L'utilisation de produits d'origine végétale comme alternative aux matériaux issus de l'industrie pétrolière est d'une grande importance tant pour l'environnement que pour l'économie. La transition progressive vers une économie axée sur la biotechnologie est mise en évidence par le nombre croissant de programmes de recherche dont l'objet est l'agriculture durable et les ressources renouvelables. Un groupe de plantes, communément appelé plantes à fibres, est particulièrement important de ce point vue car il constitue une remarquable source de matière végétale (la biomasse lignocellulosique, composée de cellulose, d'hémicellulose et de lignine). Le chanvre (Cannabis sativa L.) est une plante à fibres traditionnelle qui, en plus de fournir des métabolites secondaires nutritionnellement intéressants, présente également plusieurs avantages pratiques : croissance rapide, grande adaptabilité écologique et haut rendement en fibres cellulosiques. Cette dernière caractéristique est une conséquence directe de la très contrastée composition de la paroi cellulaire des tiges de chanvre: le centre de la tige contient davantage de fibres de bois, tandis que le cortex est riche en fibres de cellulose.

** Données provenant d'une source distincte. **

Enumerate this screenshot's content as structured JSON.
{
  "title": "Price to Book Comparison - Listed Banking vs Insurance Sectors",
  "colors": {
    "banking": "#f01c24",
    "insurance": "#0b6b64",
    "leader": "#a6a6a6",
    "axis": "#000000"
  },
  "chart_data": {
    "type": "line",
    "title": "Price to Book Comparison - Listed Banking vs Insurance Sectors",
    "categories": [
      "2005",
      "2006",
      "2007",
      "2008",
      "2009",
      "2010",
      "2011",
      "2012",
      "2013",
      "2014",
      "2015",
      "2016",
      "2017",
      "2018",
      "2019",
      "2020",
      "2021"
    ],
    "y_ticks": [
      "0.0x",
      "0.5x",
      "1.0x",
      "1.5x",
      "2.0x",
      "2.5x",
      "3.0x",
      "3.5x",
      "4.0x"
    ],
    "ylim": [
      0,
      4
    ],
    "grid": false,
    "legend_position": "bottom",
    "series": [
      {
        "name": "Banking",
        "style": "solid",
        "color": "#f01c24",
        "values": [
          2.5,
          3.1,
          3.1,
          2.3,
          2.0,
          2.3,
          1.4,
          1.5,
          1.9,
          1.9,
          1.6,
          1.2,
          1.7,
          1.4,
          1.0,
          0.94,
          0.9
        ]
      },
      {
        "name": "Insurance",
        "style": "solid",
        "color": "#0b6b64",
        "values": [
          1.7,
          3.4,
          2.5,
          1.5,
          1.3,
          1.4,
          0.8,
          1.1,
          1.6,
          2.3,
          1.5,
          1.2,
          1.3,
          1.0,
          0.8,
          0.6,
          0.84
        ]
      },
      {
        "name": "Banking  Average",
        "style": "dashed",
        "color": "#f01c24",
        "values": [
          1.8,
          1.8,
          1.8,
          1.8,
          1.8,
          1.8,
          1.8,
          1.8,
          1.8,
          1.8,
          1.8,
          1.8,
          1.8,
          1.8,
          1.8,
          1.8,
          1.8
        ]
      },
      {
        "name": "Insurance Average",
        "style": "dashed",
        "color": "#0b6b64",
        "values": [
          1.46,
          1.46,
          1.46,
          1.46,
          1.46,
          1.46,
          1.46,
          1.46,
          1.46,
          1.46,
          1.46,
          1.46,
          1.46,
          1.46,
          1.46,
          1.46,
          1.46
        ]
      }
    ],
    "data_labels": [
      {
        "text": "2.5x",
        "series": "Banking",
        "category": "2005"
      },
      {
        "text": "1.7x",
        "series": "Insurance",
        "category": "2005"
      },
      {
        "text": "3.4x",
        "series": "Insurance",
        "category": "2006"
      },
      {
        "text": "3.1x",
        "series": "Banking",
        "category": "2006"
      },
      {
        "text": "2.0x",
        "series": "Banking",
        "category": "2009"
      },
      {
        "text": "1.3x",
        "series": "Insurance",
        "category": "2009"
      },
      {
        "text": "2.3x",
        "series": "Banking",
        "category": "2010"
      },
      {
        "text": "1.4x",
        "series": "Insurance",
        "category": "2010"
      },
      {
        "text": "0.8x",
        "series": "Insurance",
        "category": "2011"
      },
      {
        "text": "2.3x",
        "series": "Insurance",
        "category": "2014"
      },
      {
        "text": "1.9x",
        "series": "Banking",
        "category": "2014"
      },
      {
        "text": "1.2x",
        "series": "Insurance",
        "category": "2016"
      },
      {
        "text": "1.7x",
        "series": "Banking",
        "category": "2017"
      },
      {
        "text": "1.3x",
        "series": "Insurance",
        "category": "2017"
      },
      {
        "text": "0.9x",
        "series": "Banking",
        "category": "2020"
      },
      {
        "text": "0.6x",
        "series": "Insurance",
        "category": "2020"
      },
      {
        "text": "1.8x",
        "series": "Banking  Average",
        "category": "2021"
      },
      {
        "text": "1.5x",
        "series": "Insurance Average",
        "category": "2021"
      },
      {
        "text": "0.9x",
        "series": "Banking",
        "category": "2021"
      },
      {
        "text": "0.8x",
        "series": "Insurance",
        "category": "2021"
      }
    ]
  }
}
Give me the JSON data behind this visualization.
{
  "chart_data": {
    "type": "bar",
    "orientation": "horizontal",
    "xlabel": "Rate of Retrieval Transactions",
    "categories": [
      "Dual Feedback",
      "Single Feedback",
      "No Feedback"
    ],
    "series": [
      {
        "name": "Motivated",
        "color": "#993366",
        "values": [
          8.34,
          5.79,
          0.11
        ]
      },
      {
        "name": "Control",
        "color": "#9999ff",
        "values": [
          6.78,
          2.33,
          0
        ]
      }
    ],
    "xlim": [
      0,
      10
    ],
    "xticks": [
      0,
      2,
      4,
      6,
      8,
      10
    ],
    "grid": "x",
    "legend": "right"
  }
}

L' objectif principal du projet CANCAN est de mettre en évidence les événements physiologiques qui déterminent la composition contrastée de la paroi cellulaire, en mettant un accent particulier sur l'intercommunication entre les voies de synthèse des phénylpropanoïdes et la formation de la paroi cellulaire. L'anatomie des tiges de chanvre les rend idéales pour l'intégration des différentes approches -omiques. Au cours de la première étape du projet CANCAN, la répartition spatiale des polymères de la paroi cellulaire sera évaluée par le biais de techniques immunohistochimiques ; par la suite, les métabolites sélectionnés seront quantifiés et une étude globale de protéomique et de métabolomique sera conduite. Un autre axe de l'étude protéomique sera l'analyse des modifications post-traductionnelles. L'expression des gènes essentiels pour la biosynthèse de la paroi cellulaire sera quantifiée et un sous-ensemble de gènes cibles sera caractérisé au niveau fonctionnel. Enfin, l'induction artificielle de lignification grâce à l'utilisation sélective de régulateurs de croissance des plantes sera effectuée pour confirmer le rôle des gènes/protéines précédemment identifiés dans le dépôt de lignine. Cette étape a aussi une implication directe et pratique, car elle constitue un moyen d'améliorer le dépôt des fibres ligneuses connues pour présenter des propriétés physiques idéales pour les matériaux utilisés dans le secteur de la construction.
Les connaissances sur l'intercommunication entre la voie des phénylpropanoïdes et la formation de la paroi cellulaire du chanvre sont le prélude à une vaste gamme d'applications dans le secteur du bâtiment. Actuellement, le cœur ligneux du chanvre constitue l'un des meilleurs matériaux de construction naturels car il allie force et élasticité, mais des problèmes liés à l'humidité et à la dégradabilité des composants durables dans les matériaux de construction limitent leur application. Afin d'obtenir une matière végétale présentant des propriétés supérieures, la compréhension de la façon dont les biopolymères sont formés et intégrés dans la paroi cellulaire pourrait se révéler vitale. Afin d'établir un lien entre le résultat scientifique du projet en cours et la future recherche appliquée, le pôle d'innovation luxembourgeois pour la construction durable, Neobuild, participe en tant que partenaire non contractuel au projet.